STORY BY LISA ZAHNER, (Week of August 29, 2013)

As Vero Beach electric customers try to keep cool during another sweltering summer, paying rates nearly 40 percent higher than those charged by Florida Power and Light, they may become even more steamed to learn they were surcharged an extra $13.3 million four years ago to help pay off nearly a quarter of a billion dollars in gambling losses by staffers at the Florida Municipal Power Agency.

Those losses, fully disclosed last week at a meeting of FMPA member cities, resulted after the municipal electric cooperative’s staff persuaded member cities to let it try to beat Wall Street sharks and big-time energy traders at the game of betting on the future price of natural gas.

FMPA spokesman Mark McCain explained Vero’s portion of the hedging losses.

“Vero Beach was purchasing power from the All-Requirements Project from the start of hedging in fiscal 2003 through Dec. 31, 2009. As I mentioned, our hedging program broke even (actually a little positive) through fiscal October 2008, at which time Vero was benefitting, but fiscal 2009 was a difficult year due to the drastic changes in the national economy,” McCain said.

“The hedged-to-market difference through December 2009 (when Vero extricated itself from a program that went on to lose another $100 million) was negative $133 million. At the time, Vero Beach was approximately 10% of the All-Requirements Project, so one could say approximately $13.3 million was Vero’s portion.”

McCain objected to the use of the word speculation with regard to the FMPA’s hedging.

“Our hedging activities were not speculation, as some people have insinuated,” McCain told Vero Beach 32963.

“Our goal was to mitigate price fluctuations in our largest single expense to stabilize costs for our customers.
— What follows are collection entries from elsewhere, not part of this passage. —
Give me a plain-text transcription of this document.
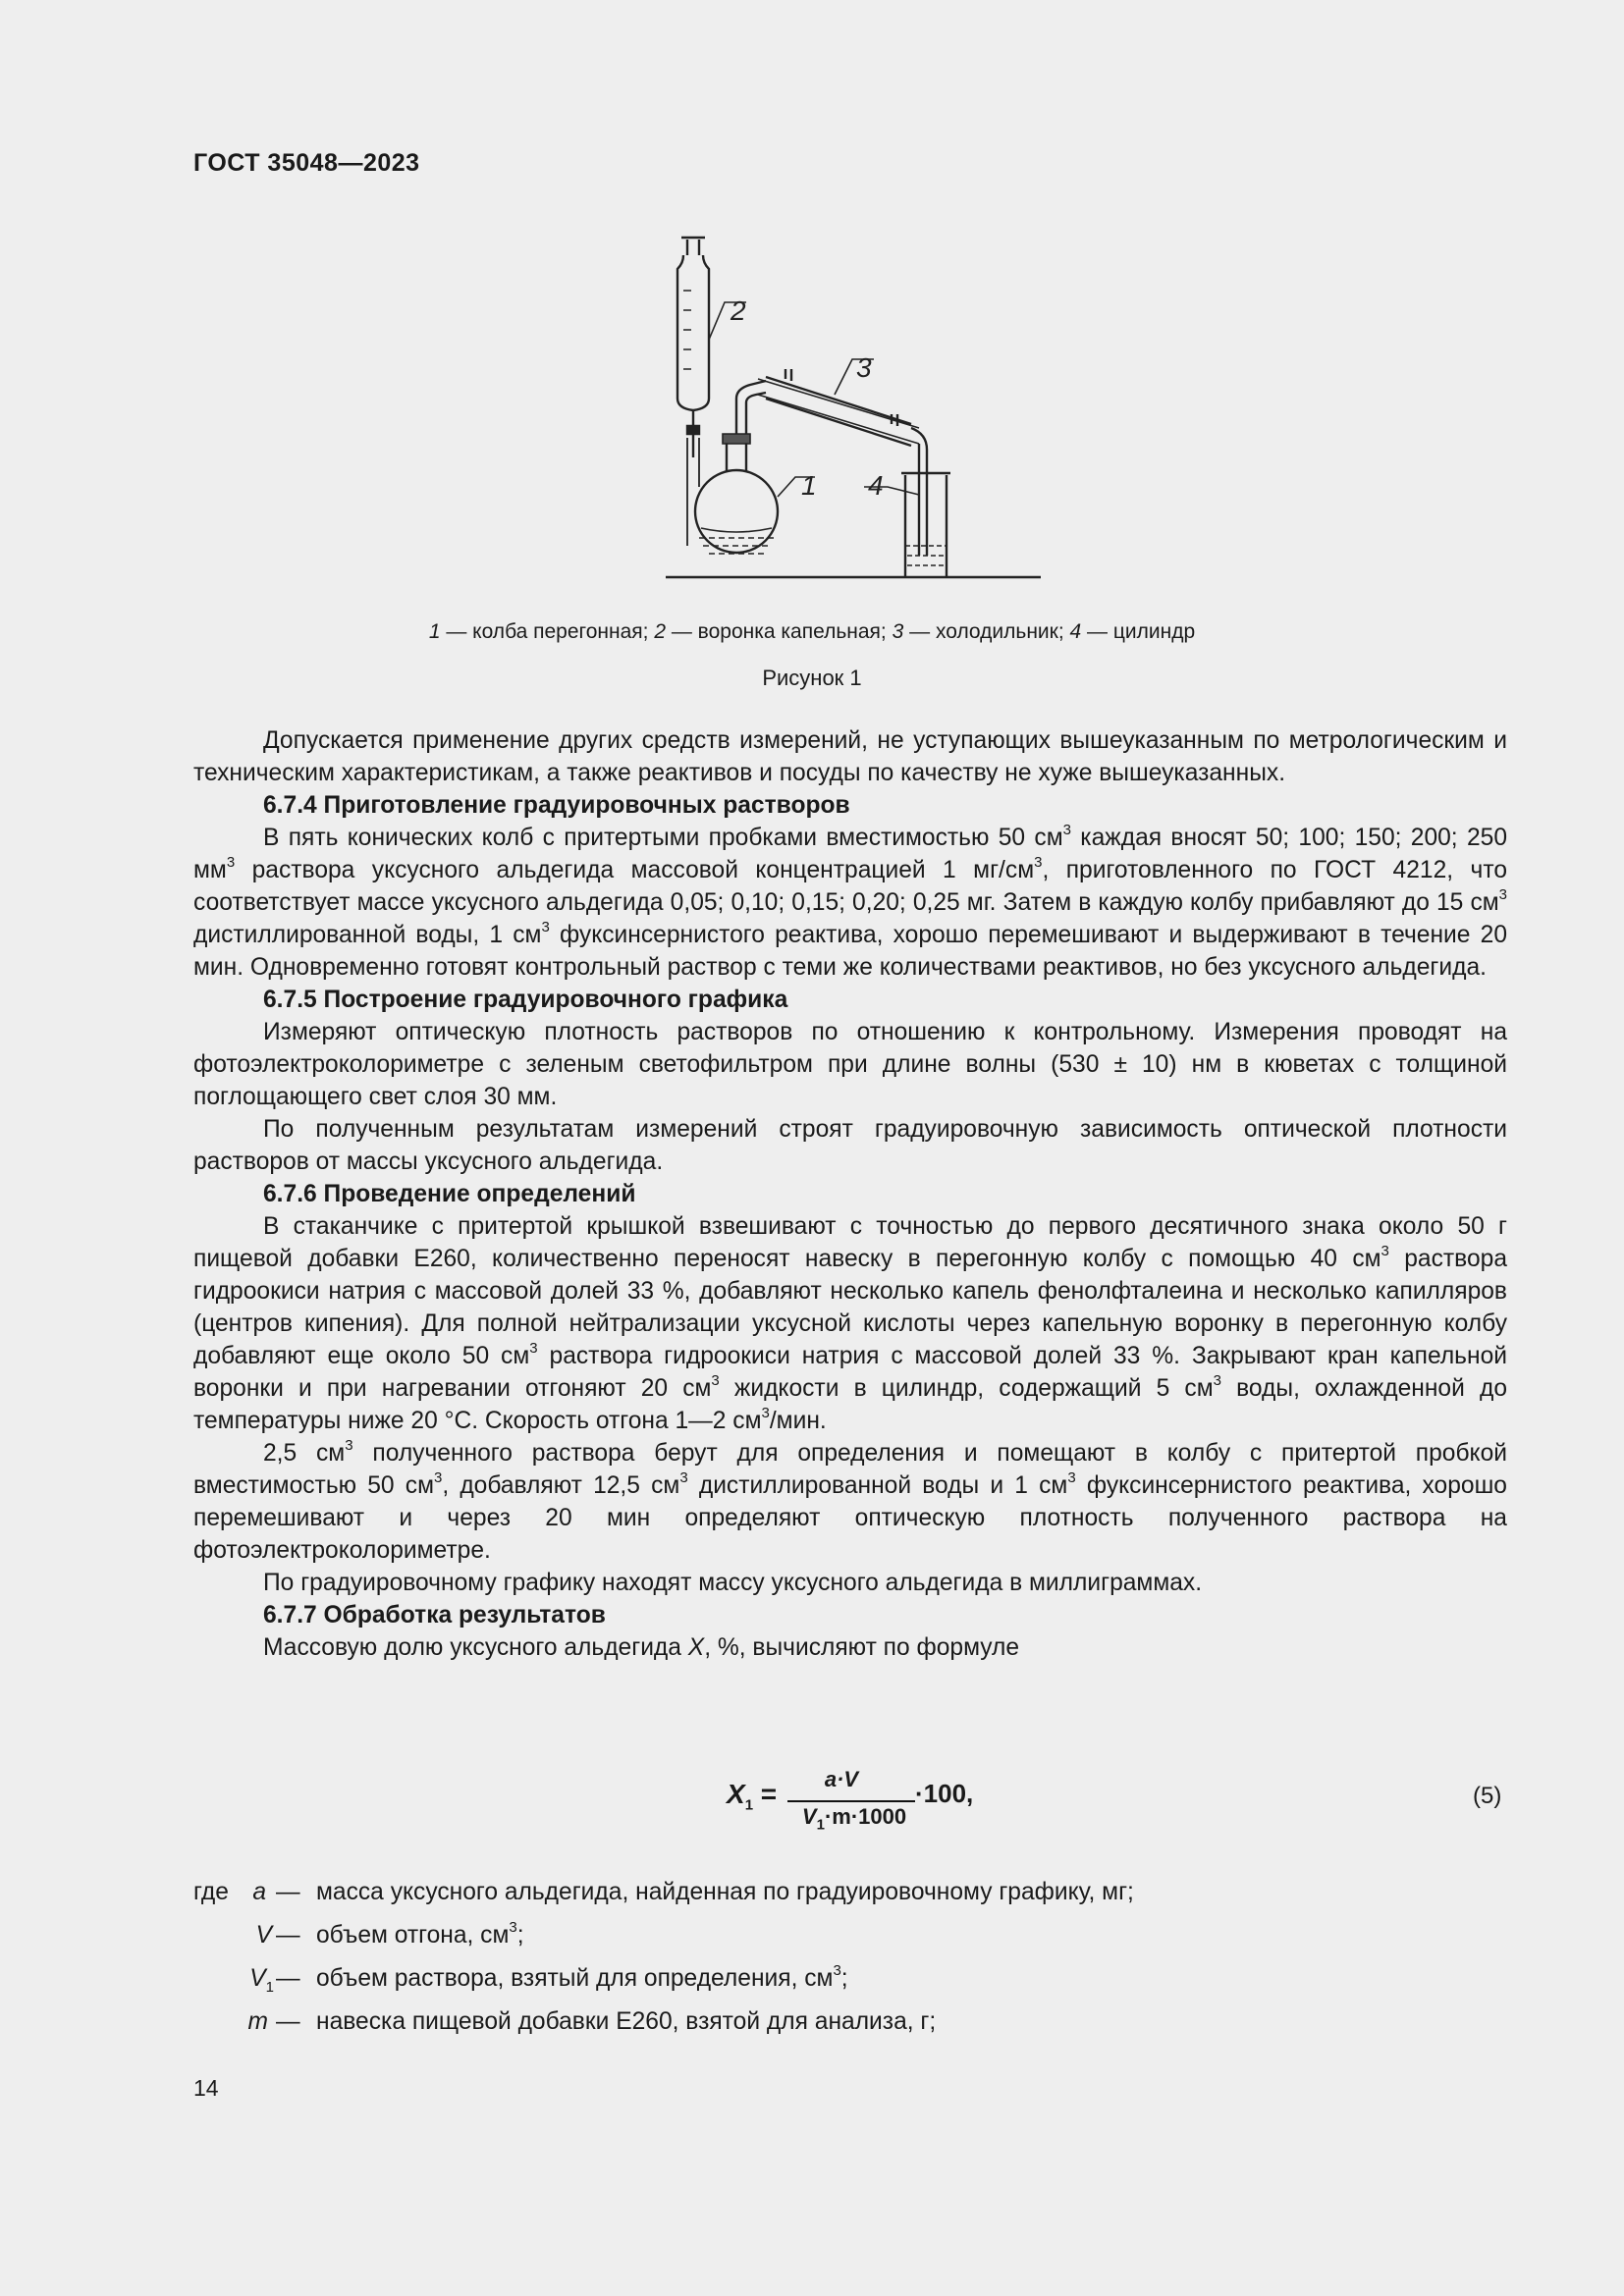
ГОСТ 35048—2023
2
3
1 4
1 — колба перегонная; 2 — воронка капельная; 3 — холодильник; 4 — цилиндр
Рисунок 1

Допускается применение других средств измерений, не уступающих вышеуказанным по метрологическим и техническим характеристикам, а также реактивов и посуды по качеству не хуже вышеуказанных.

6.7.4 Приготовление градуировочных растворов

В пять конических колб с притертыми пробками вместимостью 50 $см^3$ каждая вносят 50; 100; 150; 200; 250 $мм^3$ раствора уксусного альдегида массовой концентрацией 1 $мг/см^3$, приготовленного по ГОСТ 4212, что соответствует массе уксусного альдегида 0,05; 0,10; 0,15; 0,20; 0,25 мг. Затем в каждую колбу прибавляют до 15 $см^3$ дистиллированной воды, 1 $см^3$ фуксинсернистого реактива, хорошо перемешивают и выдерживают в течение 20 мин. Одновременно готовят контрольный раствор с теми же количествами реактивов, но без уксусного альдегида.

6.7.5 Построение градуировочного графика

Измеряют оптическую плотность растворов по отношению к контрольному. Измерения проводят на фотоэлектроколориметре с зеленым светофильтром при длине волны (530 ± 10) нм в кюветах с толщиной поглощающего свет слоя 30 мм.

По полученным результатам измерений строят градуировочную зависимость оптической плотности растворов от массы уксусного альдегида.

6.7.6 Проведение определений

В стаканчике с притертой крышкой взвешивают с точностью до первого десятичного знака около 50 г пищевой добавки Е260, количественно переносят навеску в перегонную колбу с помощью 40 $см^3$ раствора гидроокиси натрия с массовой долей 33 %, добавляют несколько капель фенолфталеина и несколько капилляров (центров кипения). Для полной нейтрализации уксусной кислоты через капельную воронку в перегонную колбу добавляют еще около 50 $см^3$ раствора гидроокиси натрия с массовой долей 33 %. Закрывают кран капельной воронки и при нагревании отгоняют 20 $см^3$ жидкости в цилиндр, содержащий 5 $см^3$ воды, охлажденной до температуры ниже 20 °С. Скорость отгона 1—2 $см^3$/мин.

2,5 $см^3$ полученного раствора берут для определения и помещают в колбу с притертой пробкой вместимостью 50 $см^3$, добавляют 12,5 $см^3$ дистиллированной воды и 1 $см^3$ фуксинсернистого реактива, хорошо перемешивают и через 20 мин определяют оптическую плотность полученного раствора на фотоэлектроколориметре.

По градуировочному графику находят массу уксусного альдегида в миллиграммах.

6.7.7 Обработка результатов

Массовую долю уксусного альдегида X, %, вычисляют по формуле

$X_1$ =	a·V
$V_1\cdot m\cdot 1000$
·100,	(5)
где a — масса уксусного альдегида, найденная по градуировочному графику, мг;
V — объем отгона, $см^3$;
$V_1$ — объем раствора, взятый для определения, $см^3$;
m — навеска пищевой добавки Е260, взятой для анализа, г;
14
Risk management is the goal.”

Vero Beach Councilwoman and FMPA Board Member Pilar Turner, an engineer with a degree in finance who spent much of her career in the oil and gas industry, disagrees.
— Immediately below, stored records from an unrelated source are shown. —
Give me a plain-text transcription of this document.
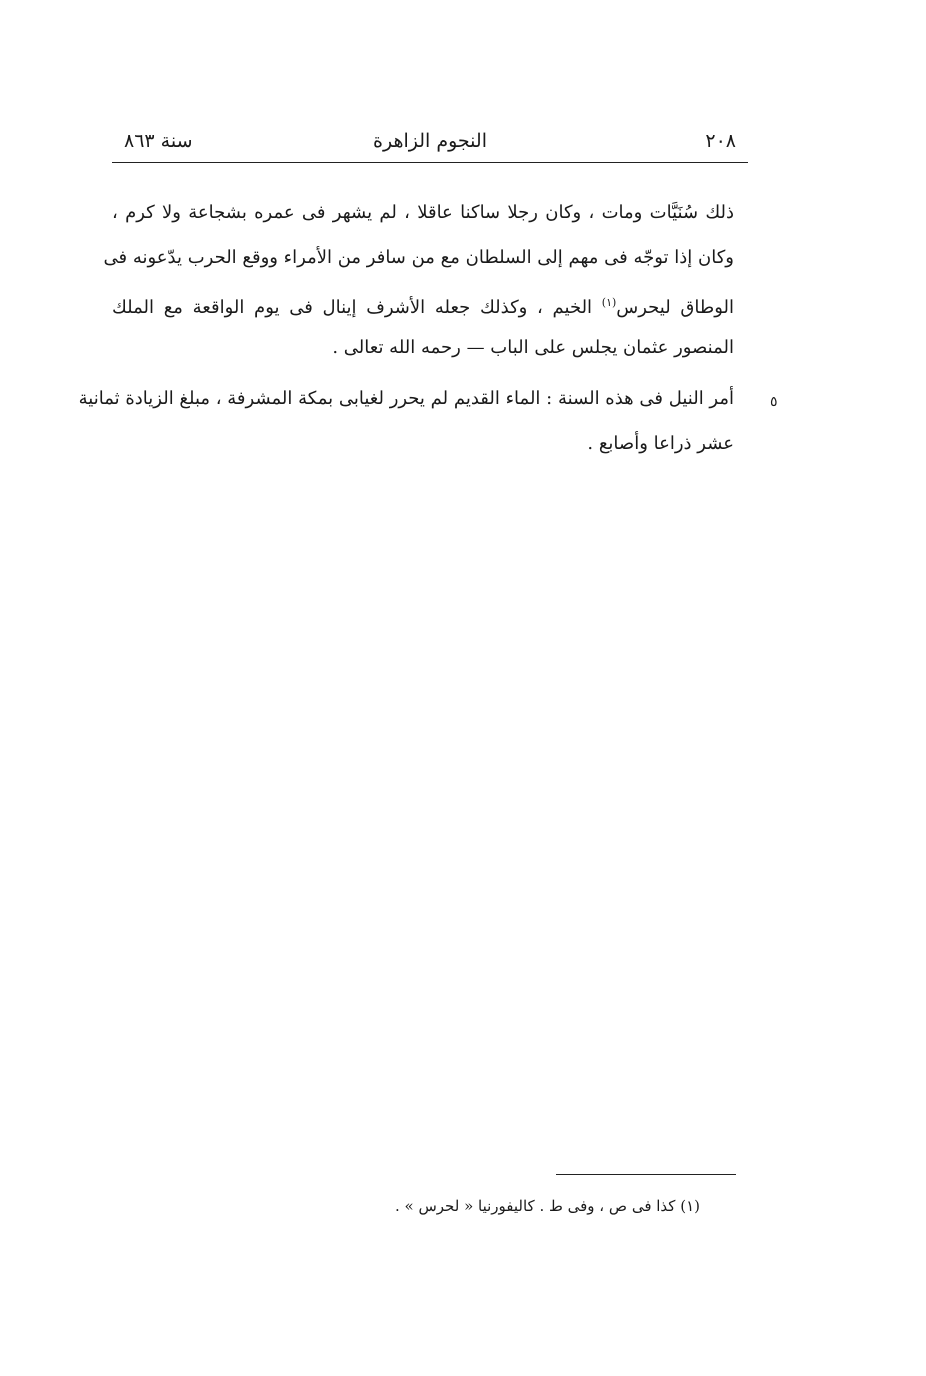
٢٠٨
النجوم الزاهرة
سنة ٨٦٣
ذلك سُنَيَّات ومات ، وكان رجلا ساكنا عاقلا ، لم يشهر فى عمره بشجاعة ولا كرم ،
وكان إذا توجّه فى مهم إلى السلطان مع من سافر من الأمراء ووقع الحرب يدّعونه فى
الوطاق ليحرس$^{(١)}$ الخيم ، وكذلك جعله الأشرف إينال فى يوم الواقعة مع الملك
المنصور عثمان يجلس على الباب — رحمه الله تعالى .
أمر النيل فى هذه السنة : الماء القديم لم يحرر لغيابى بمكة المشرفة ، مبلغ الزيادة ثمانية
عشر ذراعا وأصابع .
٥
(١) كذا فى ص ، وفى ط . كاليفورنيا « لحرس » .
“When your positions are that far apart and you have no way to cover them, that’s speculation,” Turner said. “Instead of trying to find cost-saving measures, they tried to find financial gain.”

Jacksonville Beach City Manager George Forbes, whose city-owned Beaches Energy Services provides power to 34,000 customers, about the same number as Vero, voiced his distress over the hedging at last week’s meeting in Orlando as a staffer made a presentation about the FMPA’s hedging track record.

“Maybe you should run for Congress, because I’ve never seen anybody tap dance around the issue like that. By following the staff, we have lost $236 million and $28 million of that is my money and that gets real personal,” Forbes said.

“It’s going to be very difficult for me to forgive the losses. If we’re going to hedge, I think we’ve proven that this staff shouldn’t be doing it for us,” he said.

While the remaining members of the FMPA’s All-Requirements Project belatedly voted 10-2 last week to stop the insanity of hedging, that decision is unlikely to lower municipal electric rates in Florida.

FMPA officials said natural gas prices are at “historic lows” hovering between $3 and $3.50 per unit after spiking to more than $13 per unit in 2008. But natural gas prices have begun to creep up, and the word from the FMPA staff to members last week was “if prices go up, your rates will increase.”

Vero’s problem is compounded by the increased wholesale power costs it is being charged by the Orlando Utilities Commission.

The contract Vero entered into with OUC three years ago had a built-in 3 percent annual hike, which has since resulted in a nearly 10 percent increase in rates. 

And OUC has also been able under this contract to pass along to Vero high costs it has incurred related to staffing and upkeep of its coal-fired plants – including $55 million for new scrubbers, according to public records – despite the fact that it’s cost-prohibitive to produce electricity from coal right now.

These are among the reasons why both the Indian River Board of County Commissioners and the Indian River Shores Town Council voted last week to hire lobbyists to educate government leaders statewide about the plight of customers like those on the Vero electric system.